Pada tanggal 26 November 1940, Prof. Mr. R.P. Cleveringa menyampaikan pidato terkenal, di mana ia memprotes pemecatan yang direncanakan terhadap rekannya, Prof. Eduard Meijers dan dosen serta staf Yahudi lainnya di universitas. Pidato Cleveringa menjadi awal dari perlawanan; para mahasiswa melakukan mogok, dan universitas ditutup oleh tentara Jerman sebagai tanggapan. Beberapa profesor Leiden dipenjara selama perang.
Di Auditorium Besar di Gedung AkademiUniversitas Leiden, setelah perang, dua jendela kaca patri ditempatkan di kedua sisi mimbar untuk mengenang perlawanan di Leiden. Jendela-jendela ini merujuk pada Willem van Oranje, pendiri universitas dan pendukung kebebasan, serta semboyan universitas praesidium libertatis (benteng kebebasan) dan bagaimana universitas tetap setia pada semboyan tersebut dalam sejarah modern. Jendela-jendela ini juga mengenang para profesor dan mahasiswa yang tewas dalam perang, termasuk Ben Telders dan Johan Huizinga.

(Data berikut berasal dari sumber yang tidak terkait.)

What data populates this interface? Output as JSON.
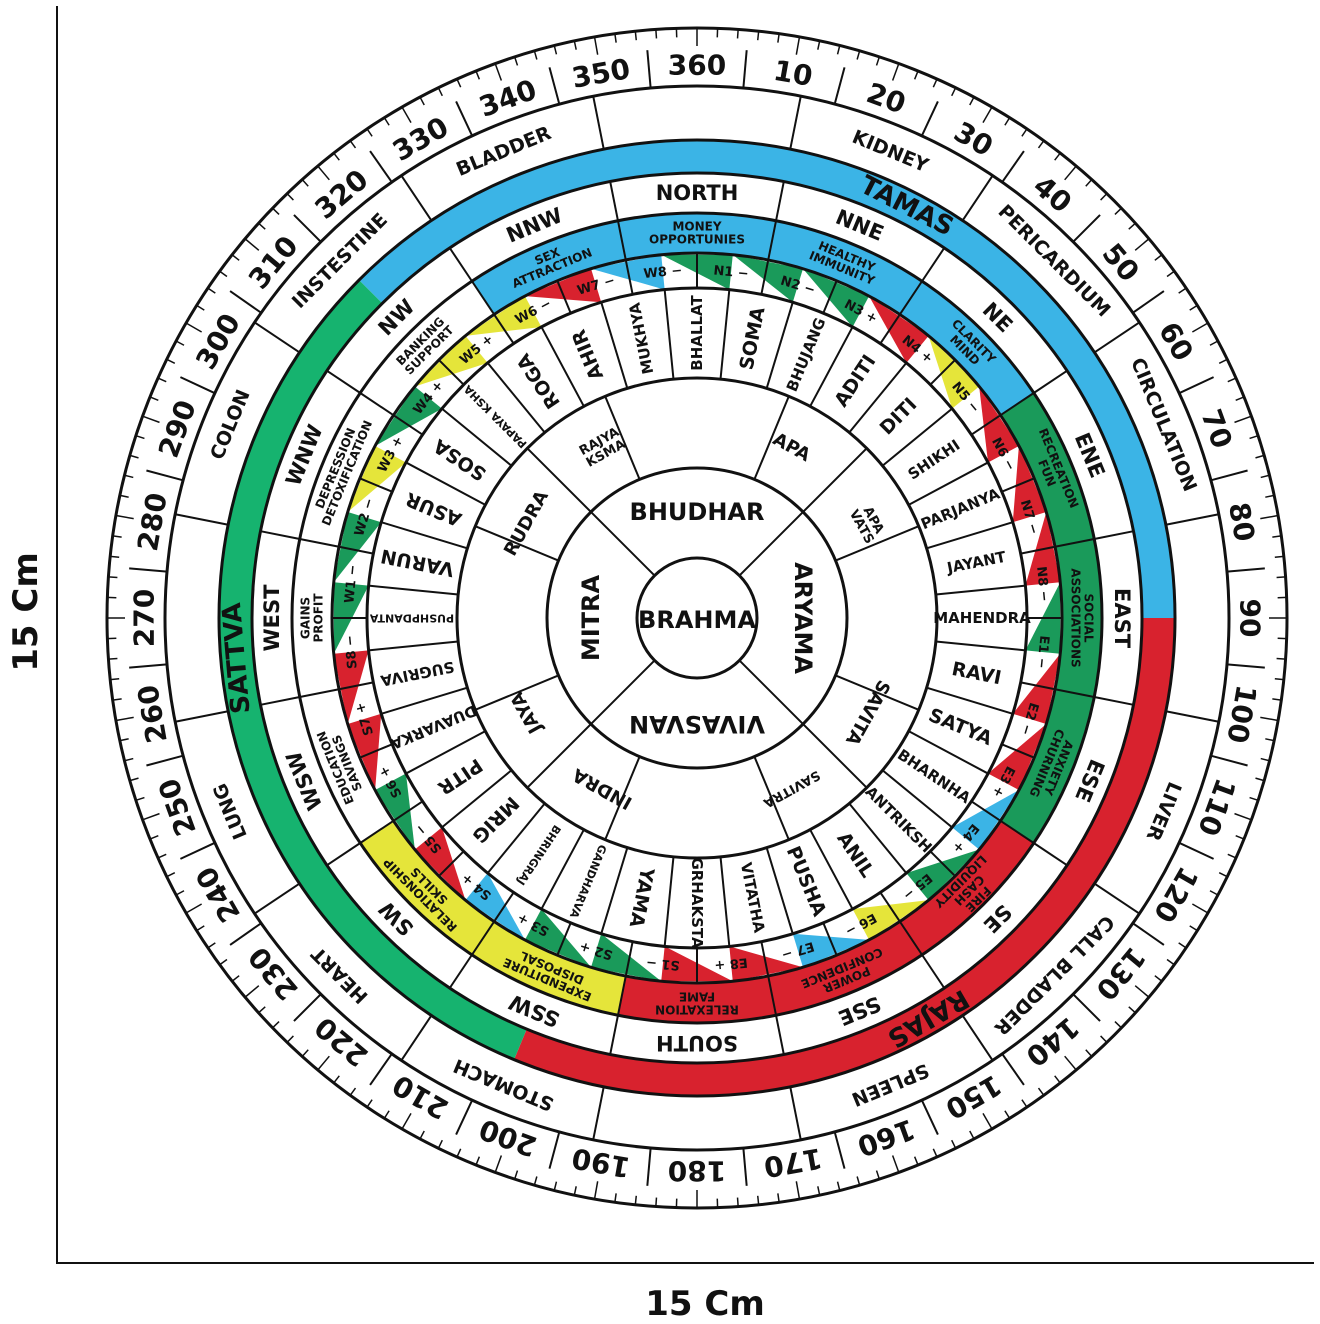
{
  "dimensions": {
    "width_label": "15 Cm",
    "height_label": "15 Cm"
  },
  "center_label": "BRAHMA",
  "colors": {
    "tamas": "#3bb4e6",
    "sattva": "#16b36f",
    "rajas": "#d8222e",
    "zone_green": "#1a9a5a",
    "zone_yellow": "#e5e53a",
    "zone_red": "#d8222e",
    "zone_blue": "#3bb4e6",
    "brahma_text": "#d8222e",
    "ink": "#111111"
  },
  "degree_labels": [
    "360",
    "10",
    "20",
    "30",
    "40",
    "50",
    "60",
    "70",
    "80",
    "90",
    "100",
    "110",
    "120",
    "130",
    "140",
    "150",
    "160",
    "170",
    "180",
    "190",
    "200",
    "210",
    "220",
    "230",
    "240",
    "250",
    "260",
    "270",
    "280",
    "290",
    "300",
    "310",
    "320",
    "330",
    "340",
    "350"
  ],
  "organs": [
    {
      "label": "KIDNEY",
      "angle": 22.5
    },
    {
      "label": "PERICARDIUM",
      "angle": 45
    },
    {
      "label": "CIRCULATION",
      "angle": 67.5
    },
    {
      "label": "LIVER",
      "angle": 112.5
    },
    {
      "label": "CALL BLADDER",
      "angle": 135
    },
    {
      "label": "SPLEEN",
      "angle": 157.5
    },
    {
      "label": "STOMACH",
      "angle": 202.5
    },
    {
      "label": "HEART",
      "angle": 225
    },
    {
      "label": "LUNG",
      "angle": 247.5
    },
    {
      "label": "COLON",
      "angle": 292.5
    },
    {
      "label": "INSTESTINE",
      "angle": 315
    },
    {
      "label": "BLADDER",
      "angle": 337.5
    }
  ],
  "gunas": [
    {
      "label": "TAMAS",
      "angle": 27,
      "color_key": "tamas",
      "start": -45,
      "end": 90
    },
    {
      "label": "RAJAS",
      "angle": 150,
      "color_key": "rajas",
      "start": 90,
      "end": 202.5
    },
    {
      "label": "SATTVA",
      "angle": 265,
      "color_key": "sattva",
      "start": 202.5,
      "end": 315
    }
  ],
  "directions": [
    "NORTH",
    "NNE",
    "NE",
    "ENE",
    "EAST",
    "ESE",
    "SE",
    "SSE",
    "SOUTH",
    "SSW",
    "SW",
    "WSW",
    "WEST",
    "WNW",
    "NW",
    "NNW"
  ],
  "zone_meanings": [
    {
      "label": "MONEY OPPORTUNIES",
      "color_key": "zone_blue",
      "start": -11.25,
      "end": 11.25
    },
    {
      "label": "HEALTHY IMMUNITY",
      "color_key": "zone_blue",
      "start": 11.25,
      "end": 33.75
    },
    {
      "label": "CLARITY MIND",
      "color_key": "zone_blue",
      "start": 33.75,
      "end": 56.25
    },
    {
      "label": "RECREATION FUN",
      "color_key": "zone_green",
      "start": 56.25,
      "end": 78.75
    },
    {
      "label": "SOCIAL ASSOCIATIONS",
      "color_key": "zone_green",
      "start": 78.75,
      "end": 101.25
    },
    {
      "label": "ANXIETY CHURNING",
      "color_key": "zone_green",
      "start": 101.25,
      "end": 123.75
    },
    {
      "label": "FIRE CASH LIQUIDITY",
      "color_key": "zone_red",
      "start": 123.75,
      "end": 146.25
    },
    {
      "label": "POWER CONFIDENCE",
      "color_key": "zone_red",
      "start": 146.25,
      "end": 168.75
    },
    {
      "label": "RELEXATION FAME",
      "color_key": "zone_red",
      "start": 168.75,
      "end": 191.25
    },
    {
      "label": "EXPENDITURE DISPOSAL",
      "color_key": "zone_yellow",
      "start": 191.25,
      "end": 213.75
    },
    {
      "label": "RELATIONSHIP SKILLS",
      "color_key": "zone_yellow",
      "start": 213.75,
      "end": 236.25
    },
    {
      "label": "EDUCATION SAVINGS",
      "color_key": "none",
      "start": 236.25,
      "end": 258.75
    },
    {
      "label": "GAINS PROFIT",
      "color_key": "none",
      "start": 258.75,
      "end": 281.25
    },
    {
      "label": "DEPRESSION DETOXIFICATION",
      "color_key": "none",
      "start": 281.25,
      "end": 303.75
    },
    {
      "label": "BANKING SUPPORT",
      "color_key": "none",
      "start": 303.75,
      "end": 326.25
    },
    {
      "label": "SEX ATTRACTION",
      "color_key": "zone_blue",
      "start": 326.25,
      "end": 348.75
    }
  ],
  "padas": [
    {
      "code": "N1",
      "sign": "−",
      "color_key": "zone_green"
    },
    {
      "code": "N2",
      "sign": "−",
      "color_key": "zone_green"
    },
    {
      "code": "N3",
      "sign": "+",
      "color_key": "zone_green"
    },
    {
      "code": "N4",
      "sign": "+",
      "color_key": "zone_red"
    },
    {
      "code": "N5",
      "sign": "−",
      "color_key": "zone_yellow"
    },
    {
      "code": "N6",
      "sign": "−",
      "color_key": "zone_red"
    },
    {
      "code": "N7",
      "sign": "−",
      "color_key": "zone_red"
    },
    {
      "code": "N8",
      "sign": "−",
      "color_key": "zone_red"
    },
    {
      "code": "E1",
      "sign": "−",
      "color_key": "zone_green"
    },
    {
      "code": "E2",
      "sign": "−",
      "color_key": "zone_red"
    },
    {
      "code": "E3",
      "sign": "+",
      "color_key": "zone_red"
    },
    {
      "code": "E4",
      "sign": "+",
      "color_key": "zone_blue"
    },
    {
      "code": "E5",
      "sign": "−",
      "color_key": "zone_green"
    },
    {
      "code": "E6",
      "sign": "−",
      "color_key": "zone_yellow"
    },
    {
      "code": "E7",
      "sign": "−",
      "color_key": "zone_blue"
    },
    {
      "code": "E8",
      "sign": "+",
      "color_key": "zone_red"
    },
    {
      "code": "S1",
      "sign": "−",
      "color_key": "zone_red"
    },
    {
      "code": "S2",
      "sign": "+",
      "color_key": "zone_green"
    },
    {
      "code": "S3",
      "sign": "+",
      "color_key": "zone_green"
    },
    {
      "code": "S4",
      "sign": "+",
      "color_key": "zone_blue"
    },
    {
      "code": "S5",
      "sign": "−",
      "color_key": "zone_red"
    },
    {
      "code": "S6",
      "sign": "+",
      "color_key": "zone_green"
    },
    {
      "code": "S7",
      "sign": "+",
      "color_key": "zone_red"
    },
    {
      "code": "S8",
      "sign": "−",
      "color_key": "zone_red"
    },
    {
      "code": "W1",
      "sign": "−",
      "color_key": "zone_green"
    },
    {
      "code": "W2",
      "sign": "−",
      "color_key": "zone_green"
    },
    {
      "code": "W3",
      "sign": "+",
      "color_key": "zone_yellow"
    },
    {
      "code": "W4",
      "sign": "+",
      "color_key": "zone_green"
    },
    {
      "code": "W5",
      "sign": "+",
      "color_key": "zone_yellow"
    },
    {
      "code": "W6",
      "sign": "−",
      "color_key": "zone_yellow"
    },
    {
      "code": "W7",
      "sign": "−",
      "color_key": "zone_red"
    },
    {
      "code": "W8",
      "sign": "−",
      "color_key": "zone_blue"
    }
  ],
  "outer_devtas": [
    "BHALLAT",
    "SOMA",
    "BHUJANG",
    "ADITI",
    "DITI",
    "SHIKHI",
    "PARJANYA",
    "JAYANT",
    "MAHENDRA",
    "RAVI",
    "SATYA",
    "BHARNHA",
    "ANTRIKSH",
    "ANIL",
    "PUSHA",
    "VITATHA",
    "GRHAKSTA",
    "YAMA",
    "GANDHARVA",
    "BHRINGRAJ",
    "MRIG",
    "PITR",
    "DUAVARKA",
    "SUGRIVA",
    "PUSHPDANTA",
    "VARUN",
    "ASUR",
    "SOSA",
    "PAPAYA KSHA",
    "ROGA",
    "AHIR",
    "MUKHYA"
  ],
  "mid_devtas": [
    {
      "label": "APA",
      "angle": 29
    },
    {
      "label": "APA VATS",
      "angle": 61
    },
    {
      "label": "SAVITA",
      "angle": 119
    },
    {
      "label": "SAVITRA",
      "angle": 151
    },
    {
      "label": "INDRA",
      "angle": 209
    },
    {
      "label": "JAYA",
      "angle": 241
    },
    {
      "label": "RUDRA",
      "angle": 299
    },
    {
      "label": "RAJYA KSMA",
      "angle": 331
    }
  ],
  "inner_devtas": [
    {
      "label": "BHUDHAR",
      "angle": 0
    },
    {
      "label": "ARYAMA",
      "angle": 90
    },
    {
      "label": "VIVASVAN",
      "angle": 180
    },
    {
      "label": "MITRA",
      "angle": 270
    }
  ]
}
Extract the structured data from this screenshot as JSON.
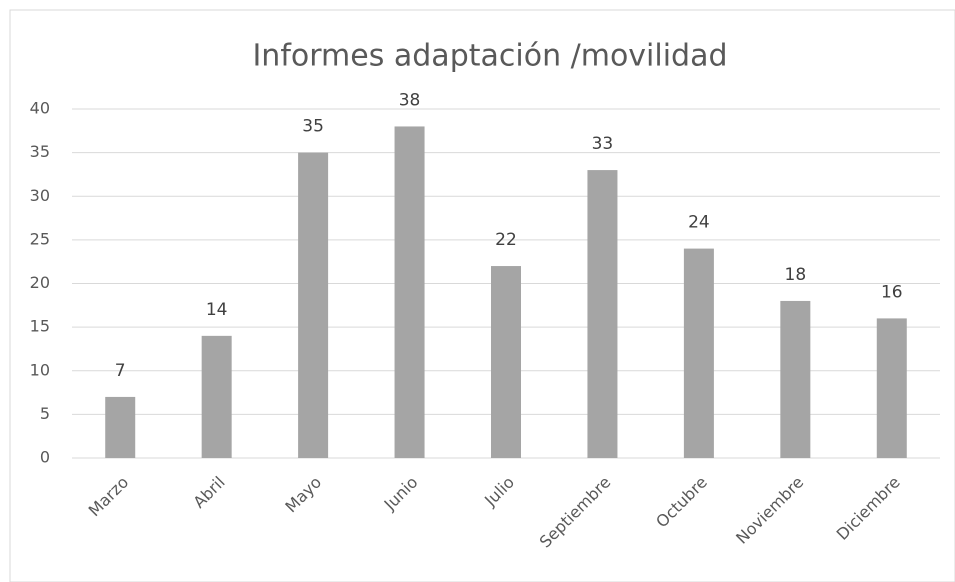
{
  "chart_data": {
    "type": "bar",
    "title": "Informes adaptación /movilidad",
    "categories": [
      "Marzo",
      "Abril",
      "Mayo",
      "Junio",
      "Julio",
      "Septiembre",
      "Octubre",
      "Noviembre",
      "Diciembre"
    ],
    "values": [
      7,
      14,
      35,
      38,
      22,
      33,
      24,
      18,
      16
    ],
    "color": "#a5a5a5",
    "ylim": [
      0,
      40
    ],
    "yticks": [
      0,
      5,
      10,
      15,
      20,
      25,
      30,
      35,
      40
    ],
    "grid": true
  }
}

Jendela di sebelah kiri menampilkan seorang profesor sebagai figur sentral, yang merujuk pada pidato Cleveringa serta penghormatan kepada Ben Telders yang meninggal di Bergen-Belsen. Di pita bagian atas tertulis praesidium libertatis (benteng kebebasan), semboyan universitas.[3] Di bawah figur profesor, terdapat sebuah kutipan dari Wilhelmus: "obediëren in der gerechtigheid". Menara jam di Palace of Westminster (Big Ben) di sudut kanan atas merujuk pada periode ketika pemerintah Belanda berada di London. Tentara Jepang dan Jerman di kedua sisi jendela menggambarkan tindakan perang. Adegan lain merujuk pada perlawanan mahasiswa dan pers bawah tanah.